Thursday, December 4, 2014

Gold of the Varna Necropolis

The Varna Necropolis is a burial site in Varna (near Lake Varna, 4 km from the city centre), Bulgaria.

The city is on the Bulgarian Black Sea Coast and is internationally considered one of the key archaeological sites in world prehistory. The oldest golden treasure in the world, dating from 4,600 BC to 4,200 BC, was discovered at the site.
The site was accidentally discovered in 1972 by an excavator operator. A total of 294 graves have been found in the necropolis, many containing sophisticated examples of metallurgy (gold and copper), pottery, high-quality flint and obsidian blades, beads, and shells. The graves have been dated to 4560-4450 BC by radiocarbon dating
The artifacts can be seen at the Varna Archaeological Museum and at the National Historical Museum in Sofia.
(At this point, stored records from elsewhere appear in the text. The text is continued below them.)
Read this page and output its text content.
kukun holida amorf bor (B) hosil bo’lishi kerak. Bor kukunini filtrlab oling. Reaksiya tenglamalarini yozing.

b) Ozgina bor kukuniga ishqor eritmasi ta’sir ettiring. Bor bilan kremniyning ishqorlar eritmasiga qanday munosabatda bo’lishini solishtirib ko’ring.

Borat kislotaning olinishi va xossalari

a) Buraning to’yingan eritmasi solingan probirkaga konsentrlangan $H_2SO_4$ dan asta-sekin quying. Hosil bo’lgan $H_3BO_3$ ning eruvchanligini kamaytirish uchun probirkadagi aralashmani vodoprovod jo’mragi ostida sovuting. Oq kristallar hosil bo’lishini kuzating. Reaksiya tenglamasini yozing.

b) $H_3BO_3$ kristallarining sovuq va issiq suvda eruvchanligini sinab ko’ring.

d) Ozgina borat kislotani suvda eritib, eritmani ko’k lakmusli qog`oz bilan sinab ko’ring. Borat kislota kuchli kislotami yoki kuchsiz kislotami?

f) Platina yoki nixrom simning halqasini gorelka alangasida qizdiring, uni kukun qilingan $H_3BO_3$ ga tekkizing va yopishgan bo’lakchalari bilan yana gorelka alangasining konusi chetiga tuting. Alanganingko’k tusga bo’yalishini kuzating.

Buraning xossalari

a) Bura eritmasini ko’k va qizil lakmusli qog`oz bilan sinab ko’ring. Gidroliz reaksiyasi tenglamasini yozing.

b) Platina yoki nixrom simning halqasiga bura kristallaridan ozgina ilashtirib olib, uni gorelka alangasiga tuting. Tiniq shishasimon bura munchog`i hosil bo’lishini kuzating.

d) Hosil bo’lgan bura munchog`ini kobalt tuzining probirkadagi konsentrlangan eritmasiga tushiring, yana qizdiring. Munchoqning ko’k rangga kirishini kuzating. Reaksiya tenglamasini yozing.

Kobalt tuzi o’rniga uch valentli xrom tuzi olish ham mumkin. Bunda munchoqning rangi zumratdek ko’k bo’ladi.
The gold of Varna started touring the world in 1973.
In 2012 archaeologists in eastern Bulgaria unearthed the oldest prehistoric town ever found in Europe, along with an ancient salt production site that gives a strong clue about why massive riches were discovered in the region.
The area is home to huge rock-salt deposits, some of the largest in southeast Europe and the only ones to be exploited as early as the sixth millennium BC.

Excavations at the site near the town of Provadia uncovered the remains of a settlement of two-storey houses, a series of pits used for rituals as well as parts of a gate, bastion structures and three later fortification walls – all carbon dated between the middle and late Chalcolithic age from 4,700 to 4,200 BC.